Sticks’n’Sushi has reported a record year, with total revenues hitting £57m across the UK, Denmark and Germany.

Revenues in the UK surpassing those of Denmark, employee retention and a popular takeaway offering were said to have driven the strong results.

Sticks’n’Sushi ends the financial year 2020/2021 with EBITDA of £5.9m, corresponding to 10.2% of turnover.

Founded in Copenhagen in 1994, the sushi restaurant chain operates 12 restaurants in Denmark, nine in the UK and soon to be three in Germany.

The company said UK market had been crucial to the result, with the launch of four delivery only kitchens a key factor.

Andreas Karlsson, CEO of Sticks’n’Sushi, said: “We opened our first location in London in March 2012, and we are starting to feel the effects of the hard and persistent work on a fiercely competitive market. Today our British restaurants have overtaken the Danish market in terms of revenue, and I expect it to remain our largest market in 2022.”

The company said its takeaway offering proved a hit with consumers while restaurants were closed.

Anders Kjørup, COO of Sticks’n’Sushi, said: “There were long periods where people weren’t able to visit restaurants, but still wanted a restaurant-like experience. I believe we struck the right balance between taste, aesthetics, and convenience. This has been an important learning for us going forward we will continue developing our takeaway offerings.”

According to CEO Andreas Karlsson, Germany will be the main focus in 2022 with an ambition to expand and establish the brand further in the German capital.

The chain will consolidate their Danish business and keep building on the excellent growth on the UK market.
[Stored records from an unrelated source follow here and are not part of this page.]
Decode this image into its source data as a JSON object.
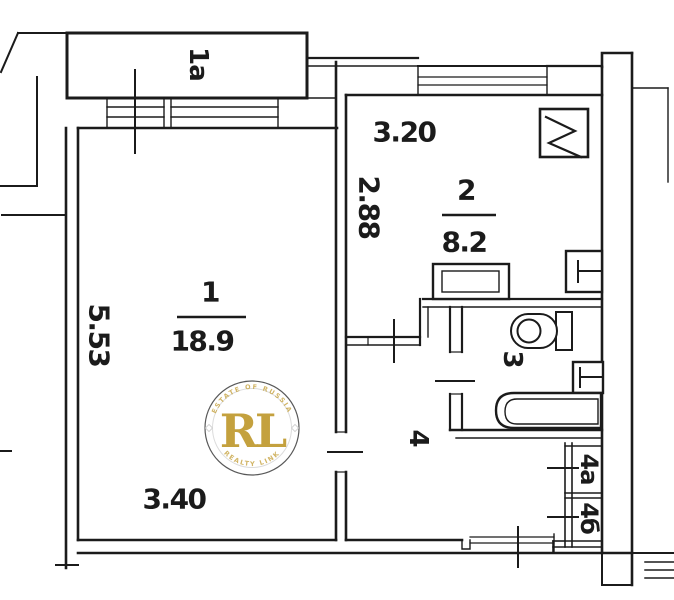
{
  "rooms": {
    "balcony_label": "1a",
    "room1": {
      "number": "1",
      "area": "18.9",
      "width": "3.40",
      "height": "5.53"
    },
    "room2": {
      "number": "2",
      "area": "8.2",
      "width": "3.20",
      "height": "2.88"
    },
    "room3": {
      "number": "3"
    },
    "hall": {
      "number": "4"
    },
    "closet_a": {
      "number": "4a"
    },
    "closet_b": {
      "number": "4б"
    }
  },
  "fixtures": [
    "sink",
    "stove",
    "basin-kitchen",
    "toilet",
    "basin-bath",
    "bathtub"
  ],
  "watermark": {
    "monogram": "RL",
    "arc_top": "ESTATE OF RUSSIA",
    "arc_bottom": "REALTY LINK",
    "gold": "#c09a2e"
  },
  "colors": {
    "ink": "#1b1b1b",
    "background": "#ffffff"
  }
}
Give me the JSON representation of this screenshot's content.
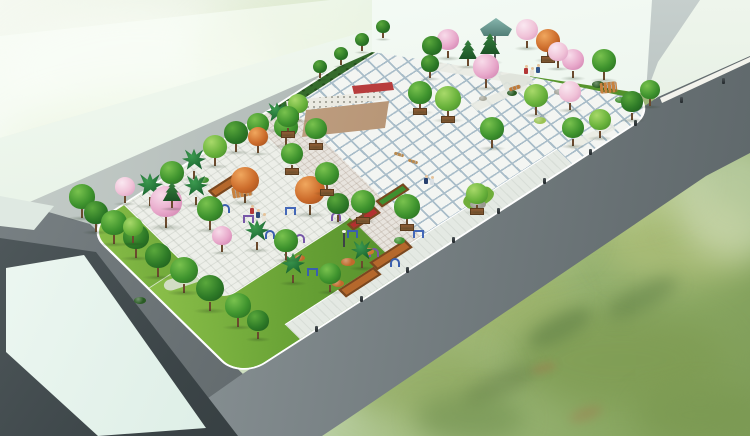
{
  "scene": {
    "description": "Bird's-eye architectural rendering of a landscaped public plaza park: tiled central square, garden with blossom trees, outdoor fitness area, lawns, perimeter roads, and surrounding abstract buildings over a painterly green meadow.",
    "palette": {
      "meadow_green": "#8aa55e",
      "mist_green": "#eef4e6",
      "road_gray": "#6f787b",
      "road_dark": "#525a5d",
      "building_glass": "#ddeee6",
      "building_white": "#eef5ec",
      "building_dark_face": "#3c4548",
      "plaza_tile": "#f3f5f2",
      "tile_grout": "#a9bdc9",
      "lawn_green": "#68a235",
      "hedge_green": "#356b2c",
      "stage_tan": "#b3906f",
      "tree_green_dark": "#2e7b27",
      "tree_green_mid": "#3f942e",
      "tree_green_light": "#6ab33c",
      "tree_pink": "#e8a9cb",
      "tree_orange": "#cd6d2c",
      "palm_green": "#1d6b33",
      "conifer_green": "#1f5f2a",
      "equipment_blue": "#3a5fae",
      "equipment_purple": "#7757a8",
      "planter_brown": "#8a5a33",
      "flower_red": "#b33030",
      "pavilion_teal": "#6fa39b"
    },
    "trees": [
      [
        150,
        206,
        13,
        "pm",
        0
      ],
      [
        172,
        192,
        12,
        "g2",
        0
      ],
      [
        194,
        179,
        12,
        "pm",
        0
      ],
      [
        215,
        166,
        12,
        "g3",
        0
      ],
      [
        236,
        152,
        12,
        "g1",
        0
      ],
      [
        258,
        142,
        11,
        "g2",
        0
      ],
      [
        277,
        130,
        11,
        "pm",
        0
      ],
      [
        298,
        120,
        10,
        "g3",
        0
      ],
      [
        320,
        78,
        7,
        "g1",
        0
      ],
      [
        341,
        65,
        7,
        "g1",
        0
      ],
      [
        362,
        51,
        7,
        "g1",
        0
      ],
      [
        383,
        38,
        7,
        "g1",
        0
      ],
      [
        258,
        153,
        10,
        "or",
        0
      ],
      [
        286,
        146,
        12,
        "g2",
        0
      ],
      [
        82,
        218,
        13,
        "g2",
        0
      ],
      [
        96,
        232,
        12,
        "g1",
        0
      ],
      [
        114,
        244,
        13,
        "g2",
        0
      ],
      [
        125,
        203,
        10,
        "pk2",
        0
      ],
      [
        136,
        258,
        13,
        "g1",
        0
      ],
      [
        166,
        228,
        16,
        "pk",
        0
      ],
      [
        172,
        208,
        10,
        "cf",
        0
      ],
      [
        133,
        243,
        10,
        "g3",
        0
      ],
      [
        158,
        277,
        13,
        "g1",
        0
      ],
      [
        184,
        293,
        14,
        "g2",
        0
      ],
      [
        210,
        311,
        14,
        "g1",
        0
      ],
      [
        238,
        327,
        13,
        "g2",
        0
      ],
      [
        258,
        339,
        11,
        "g1",
        0
      ],
      [
        196,
        205,
        12,
        "pm",
        0
      ],
      [
        245,
        203,
        14,
        "or",
        0
      ],
      [
        210,
        230,
        13,
        "g2",
        0
      ],
      [
        310,
        215,
        15,
        "or",
        0
      ],
      [
        257,
        250,
        12,
        "pm",
        0
      ],
      [
        293,
        283,
        12,
        "pm",
        0
      ],
      [
        362,
        268,
        11,
        "pm",
        0
      ],
      [
        338,
        222,
        11,
        "g1",
        0
      ],
      [
        286,
        260,
        12,
        "g2",
        0
      ],
      [
        330,
        292,
        11,
        "g2",
        0
      ],
      [
        222,
        252,
        10,
        "pk",
        0
      ],
      [
        288,
        135,
        11,
        "g2",
        1
      ],
      [
        316,
        147,
        11,
        "g2",
        1
      ],
      [
        292,
        172,
        11,
        "g2",
        1
      ],
      [
        327,
        193,
        12,
        "g2",
        1
      ],
      [
        363,
        221,
        12,
        "g2",
        1
      ],
      [
        407,
        228,
        13,
        "g2",
        1
      ],
      [
        477,
        212,
        11,
        "g3",
        1
      ],
      [
        420,
        112,
        12,
        "g2",
        1
      ],
      [
        448,
        120,
        13,
        "g3",
        1
      ],
      [
        492,
        148,
        12,
        "g2",
        0
      ],
      [
        448,
        58,
        11,
        "pk",
        0
      ],
      [
        432,
        62,
        10,
        "g1",
        0
      ],
      [
        468,
        66,
        10,
        "cf",
        0
      ],
      [
        490,
        62,
        11,
        "cf",
        0
      ],
      [
        527,
        48,
        11,
        "pk2",
        0
      ],
      [
        548,
        60,
        12,
        "or",
        1
      ],
      [
        486,
        88,
        13,
        "pk",
        0
      ],
      [
        573,
        78,
        11,
        "pk",
        0
      ],
      [
        570,
        110,
        11,
        "pk2",
        0
      ],
      [
        536,
        115,
        12,
        "g3",
        0
      ],
      [
        604,
        80,
        12,
        "g2",
        0
      ],
      [
        573,
        146,
        11,
        "g2",
        0
      ],
      [
        600,
        138,
        11,
        "g3",
        0
      ],
      [
        632,
        120,
        11,
        "g1",
        0
      ],
      [
        650,
        106,
        10,
        "g2",
        0
      ],
      [
        430,
        78,
        9,
        "g1",
        0
      ],
      [
        558,
        68,
        10,
        "pk2",
        0
      ]
    ],
    "people": [
      [
        424,
        184,
        "#27406e"
      ],
      [
        430,
        185,
        "#d8dfe4"
      ],
      [
        250,
        214,
        "#b33636"
      ],
      [
        256,
        218,
        "#2c4a78"
      ],
      [
        262,
        222,
        "#e8e4da"
      ],
      [
        301,
        186,
        "#3a6ea8"
      ],
      [
        307,
        190,
        "#e8e4da"
      ],
      [
        524,
        74,
        "#b33636"
      ],
      [
        530,
        76,
        "#e8e4da"
      ],
      [
        536,
        73,
        "#31558a"
      ]
    ],
    "equipment": [
      [
        225,
        212,
        "a",
        "#3a5fae"
      ],
      [
        248,
        223,
        "b",
        "#7757a8"
      ],
      [
        270,
        238,
        "a",
        "#3a5fae"
      ],
      [
        290,
        215,
        "b",
        "#4468b8"
      ],
      [
        300,
        242,
        "a",
        "#7757a8"
      ],
      [
        312,
        276,
        "b",
        "#3a5fae"
      ],
      [
        336,
        220,
        "a",
        "#7757a8"
      ],
      [
        352,
        238,
        "b",
        "#3a5fae"
      ],
      [
        374,
        256,
        "a",
        "#7757a8"
      ],
      [
        395,
        266,
        "a",
        "#3a5fae"
      ],
      [
        418,
        238,
        "b",
        "#4468b8"
      ]
    ],
    "bollards": [
      [
        315,
        332
      ],
      [
        360,
        302
      ],
      [
        406,
        273
      ],
      [
        452,
        243
      ],
      [
        497,
        214
      ],
      [
        543,
        184
      ],
      [
        589,
        155
      ],
      [
        634,
        126
      ],
      [
        680,
        103
      ],
      [
        722,
        84
      ]
    ],
    "shrubs": [
      [
        348,
        262,
        14,
        8,
        "#c06a2c"
      ],
      [
        338,
        283,
        12,
        7,
        "#c06a2c"
      ],
      [
        368,
        251,
        12,
        7,
        "#cc7a30"
      ],
      [
        399,
        240,
        11,
        7,
        "#3f8f2f"
      ],
      [
        512,
        93,
        10,
        6,
        "#2a5c24"
      ],
      [
        598,
        84,
        12,
        7,
        "#2a5c24"
      ],
      [
        620,
        100,
        10,
        6,
        "#3f8f2f"
      ],
      [
        540,
        120,
        12,
        7,
        "#9ac352"
      ],
      [
        140,
        300,
        12,
        7,
        "#2a5c24"
      ],
      [
        204,
        180,
        10,
        6,
        "#3f8f2f"
      ],
      [
        300,
        258,
        10,
        6,
        "#c06a2c"
      ],
      [
        478,
        204,
        16,
        9,
        "#9a9a90"
      ],
      [
        560,
        92,
        12,
        6,
        "#a0a096"
      ],
      [
        483,
        98,
        8,
        5,
        "#a8a89c"
      ]
    ],
    "furniture": [
      [
        394,
        153,
        10,
        3,
        "#b98a4e",
        18
      ],
      [
        408,
        160,
        10,
        3,
        "#b98a4e",
        18
      ],
      [
        509,
        86,
        12,
        4,
        "#c07a38",
        -18
      ],
      [
        600,
        82,
        17,
        11,
        "#c8823f",
        -6
      ],
      [
        232,
        186,
        20,
        11,
        "#c8823f",
        -10
      ]
    ],
    "meadow_patches": [
      [
        480,
        300,
        180,
        90,
        "#9db36a",
        0.75,
        0,
        16
      ],
      [
        620,
        360,
        220,
        100,
        "#7e9b52",
        0.8,
        0,
        18
      ],
      [
        420,
        380,
        160,
        80,
        "#8fa85e",
        0.7,
        0,
        16
      ],
      [
        680,
        240,
        160,
        90,
        "#b3c27c",
        0.65,
        0,
        16
      ],
      [
        600,
        180,
        200,
        80,
        "#cbd9a4",
        0.6,
        0,
        16
      ],
      [
        520,
        235,
        140,
        70,
        "#a9bd72",
        0.65,
        0,
        14
      ],
      [
        560,
        328,
        70,
        24,
        "#5f7f46",
        0.55,
        -28,
        7
      ],
      [
        642,
        298,
        80,
        24,
        "#5f7f46",
        0.5,
        -28,
        8
      ],
      [
        500,
        385,
        80,
        24,
        "#647f48",
        0.5,
        -25,
        8
      ],
      [
        700,
        415,
        130,
        60,
        "#7a9850",
        0.7,
        0,
        14
      ],
      [
        470,
        418,
        110,
        50,
        "#6f8f4e",
        0.6,
        0,
        12
      ],
      [
        586,
        414,
        34,
        12,
        "#b06848",
        0.3,
        -20,
        5
      ],
      [
        544,
        368,
        26,
        10,
        "#b06848",
        0.28,
        -15,
        4
      ],
      [
        430,
        150,
        430,
        80,
        "#ffffff",
        0.16,
        -27,
        14
      ],
      [
        735,
        200,
        120,
        120,
        "#dfe9d2",
        0.5,
        0,
        16
      ]
    ],
    "mist_patches": [
      [
        140,
        70,
        280,
        130,
        "#f7fbf3",
        0.8,
        0,
        18
      ],
      [
        300,
        50,
        220,
        100,
        "#dfe8c4",
        0.4,
        0,
        16
      ],
      [
        160,
        150,
        320,
        120,
        "#cfdfa8",
        0.35,
        0,
        18
      ],
      [
        60,
        200,
        160,
        80,
        "#eef4e6",
        0.5,
        0,
        12
      ]
    ]
  }
}
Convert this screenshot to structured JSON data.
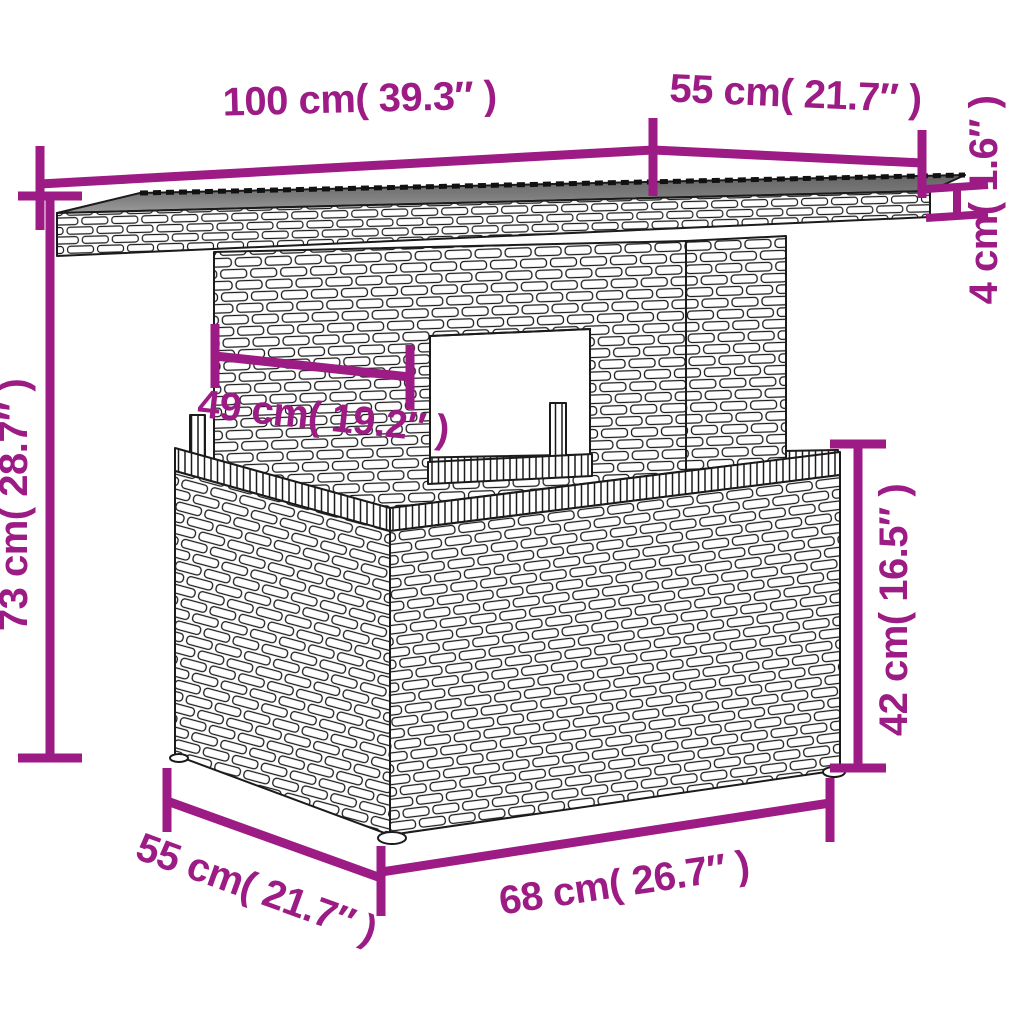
{
  "page": {
    "background": "#ffffff",
    "kind": "product-dimension-diagram",
    "subject": "poly-rattan garden table line drawing with glass top"
  },
  "style": {
    "accent_color": "#9C1B84",
    "line_color": "#1b1b1b",
    "glass_color": "#7c7c7c"
  },
  "dimensions": {
    "top_width": {
      "label": "100 cm( 39.3″ )",
      "cm": 100,
      "inch": 39.3
    },
    "top_depth": {
      "label": "55 cm( 21.7″ )",
      "cm": 55,
      "inch": 21.7
    },
    "top_thickness": {
      "label": "4 cm( 1.6″ )",
      "cm": 4,
      "inch": 1.6
    },
    "total_height": {
      "label": "73 cm( 28.7″ )",
      "cm": 73,
      "inch": 28.7
    },
    "pedestal_width": {
      "label": "49 cm( 19.2″ )",
      "cm": 49,
      "inch": 19.2
    },
    "base_height": {
      "label": "42 cm( 16.5″ )",
      "cm": 42,
      "inch": 16.5
    },
    "base_depth": {
      "label": "55 cm( 21.7″ )",
      "cm": 55,
      "inch": 21.7
    },
    "base_width": {
      "label": "68 cm( 26.7″ )",
      "cm": 68,
      "inch": 26.7
    }
  }
}
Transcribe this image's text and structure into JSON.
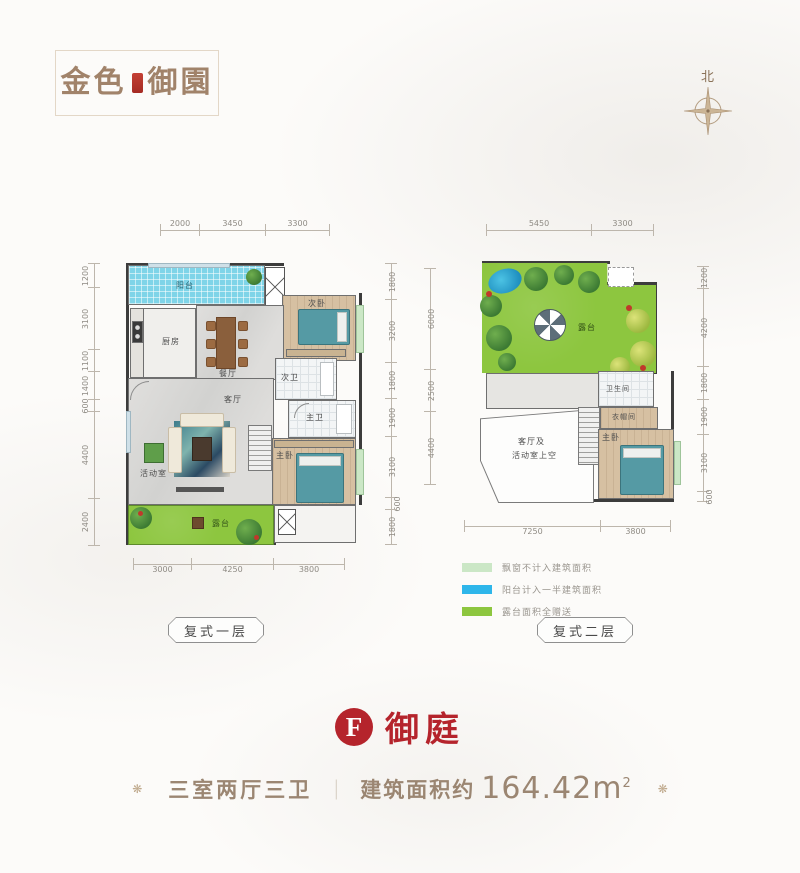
{
  "logo": {
    "text_left": "金色",
    "text_right": "御園"
  },
  "compass": {
    "label": "北"
  },
  "plan1": {
    "title": "复式一层",
    "rooms": {
      "balcony": "阳台",
      "kitchen": "厨房",
      "dining": "餐厅",
      "living": "客厅",
      "bedroom2": "次卧",
      "bath2": "次卫",
      "bath1": "主卫",
      "master": "主卧",
      "activity": "活动室",
      "terrace": "露台"
    },
    "dims_top": [
      "2000",
      "3450",
      "3300"
    ],
    "dims_bottom": [
      "3000",
      "4250",
      "3800"
    ],
    "dims_left": [
      "1200",
      "3100",
      "1100",
      "1400",
      "600",
      "4400",
      "2400"
    ],
    "dims_right": [
      "1800",
      "3200",
      "1800",
      "1900",
      "3100",
      "600",
      "1800"
    ]
  },
  "plan2": {
    "title": "复式二层",
    "rooms": {
      "terrace": "露台",
      "bath": "卫生间",
      "closet": "衣帽间",
      "master": "主卧",
      "void_line1": "客厅及",
      "void_line2": "活动室上空"
    },
    "dims_top": [
      "5450",
      "3300"
    ],
    "dims_bottom": [
      "7250",
      "3800"
    ],
    "dims_left": [
      "6000",
      "2500",
      "4400"
    ],
    "dims_right": [
      "1200",
      "4200",
      "1800",
      "1900",
      "3100",
      "600"
    ]
  },
  "legend": {
    "items": [
      {
        "color": "#cbe7c6",
        "label": "飘窗不计入建筑面积"
      },
      {
        "color": "#2eb6ea",
        "label": "阳台计入一半建筑面积"
      },
      {
        "color": "#8dc63f",
        "label": "露台面积全赠送"
      }
    ]
  },
  "unit": {
    "badge_letter": "F",
    "name": "御庭",
    "spec": "三室两厅三卫",
    "divider": "｜",
    "area_label": "建筑面积约",
    "area_value": "164.42",
    "area_unit": "m",
    "area_sup": "2",
    "rosette": "❋"
  },
  "colors": {
    "accent_red": "#b5242c",
    "brand_tan": "#a1836a",
    "terrace_green": "#8dc63f",
    "balcony_blue": "#7fd4e8",
    "bed_teal": "#559aa4",
    "bay_green": "#cbe7c6",
    "dim_gray": "#8f8b84"
  }
}
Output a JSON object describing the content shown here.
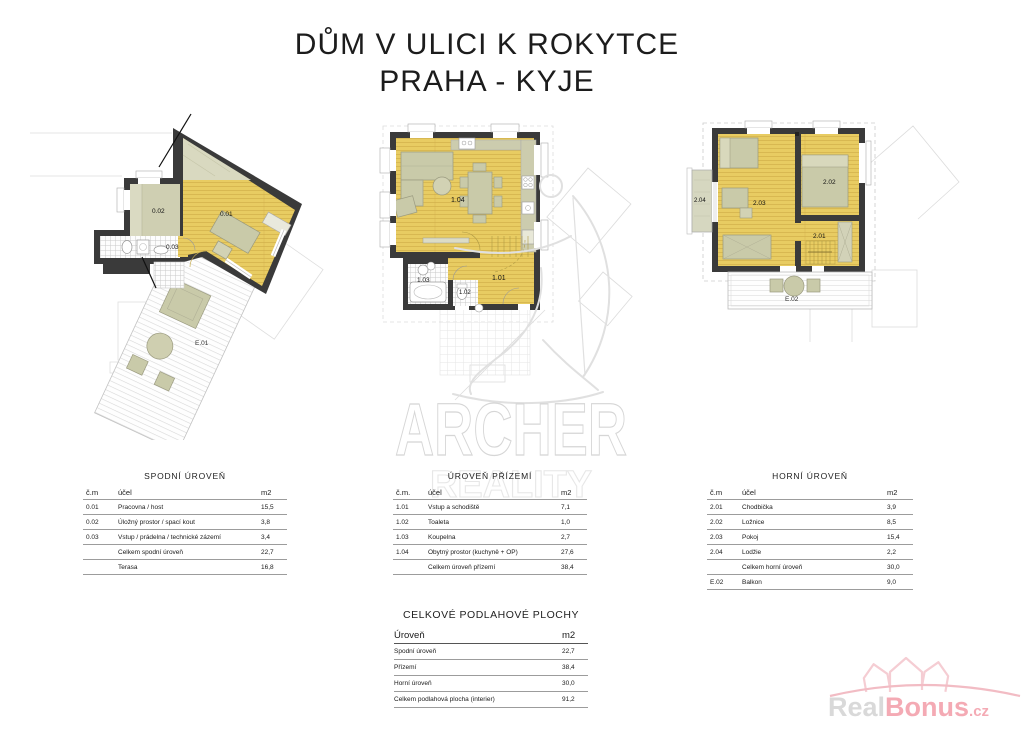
{
  "title": {
    "line1": "DŮM V ULICI K ROKYTCE",
    "line2": "PRAHA - KYJE"
  },
  "watermark": {
    "line1": "ARCHER",
    "line2": "REALITY"
  },
  "plans": {
    "lower": {
      "labels": {
        "r01": "0.01",
        "r02": "0.02",
        "r03": "0.03",
        "terrace": "E.01"
      }
    },
    "ground": {
      "labels": {
        "r101": "1.01",
        "r102": "1.02",
        "r103": "1.03",
        "r104": "1.04"
      }
    },
    "upper": {
      "labels": {
        "r201": "2.01",
        "r202": "2.02",
        "r203": "2.03",
        "r204": "2.04",
        "balcony": "E.02"
      }
    }
  },
  "tables": {
    "lower": {
      "title": "SPODNÍ ÚROVEŇ",
      "headers": [
        "č.m",
        "účel",
        "m2"
      ],
      "rows": [
        [
          "0.01",
          "Pracovna / host",
          "15,5"
        ],
        [
          "0.02",
          "Úložný prostor / spací kout",
          "3,8"
        ],
        [
          "0.03",
          "Vstup / prádelna / technické zázemí",
          "3,4"
        ],
        [
          "",
          "Celkem spodní úroveň",
          "22,7"
        ],
        [
          "",
          "Terasa",
          "16,8"
        ]
      ]
    },
    "ground": {
      "title": "ÚROVEŇ PŘÍZEMÍ",
      "headers": [
        "č.m.",
        "účel",
        "m2"
      ],
      "rows": [
        [
          "1.01",
          "Vstup a schodiště",
          "7,1"
        ],
        [
          "1.02",
          "Toaleta",
          "1,0"
        ],
        [
          "1.03",
          "Koupelna",
          "2,7"
        ],
        [
          "1.04",
          "Obytný prostor (kuchyně + OP)",
          "27,6"
        ],
        [
          "",
          "Celkem úroveň přízemí",
          "38,4"
        ]
      ]
    },
    "upper": {
      "title": "HORNÍ ÚROVEŇ",
      "headers": [
        "č.m",
        "účel",
        "m2"
      ],
      "rows": [
        [
          "2.01",
          "Chodbička",
          "3,9"
        ],
        [
          "2.02",
          "Ložnice",
          "8,5"
        ],
        [
          "2.03",
          "Pokoj",
          "15,4"
        ],
        [
          "2.04",
          "Lodžie",
          "2,2"
        ],
        [
          "",
          "Celkem horní úroveň",
          "30,0"
        ],
        [
          "E.02",
          "Balkon",
          "9,0"
        ]
      ]
    },
    "total": {
      "title": "CELKOVÉ PODLAHOVÉ PLOCHY",
      "headers": [
        "Úroveň",
        "m2"
      ],
      "rows": [
        [
          "Spodní úroveň",
          "22,7"
        ],
        [
          "Přízemí",
          "38,4"
        ],
        [
          "Horní úroveň",
          "30,0"
        ],
        [
          "Celkem podlahová plocha (interier)",
          "91,2"
        ]
      ]
    }
  },
  "logo": {
    "part1": "Real",
    "part2": "Bonus",
    "part3": ".cz"
  },
  "colors": {
    "wall": "#3a3a3a",
    "floor_yellow": "#e8cc62",
    "plank_line": "#d2b14b",
    "furniture_olive": "#c9caa9",
    "pale_olive": "#d9d9c0",
    "logo_pink": "#f4aab4",
    "logo_gray": "#d9d9d9",
    "watermark_gray": "#d6d6d6"
  }
}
Karlsson added: “We created a strong brand in the UK and in Denmark. It is our ambition to establish the same presence and brand in Berlin. We have opened two restaurants with a third on its way and are actively seeking a fourth and fifth location. Across all three markets we want to strengthen the business, ensure that our products are innovative and further develop our employees who have been crucial for our good results in the past year.”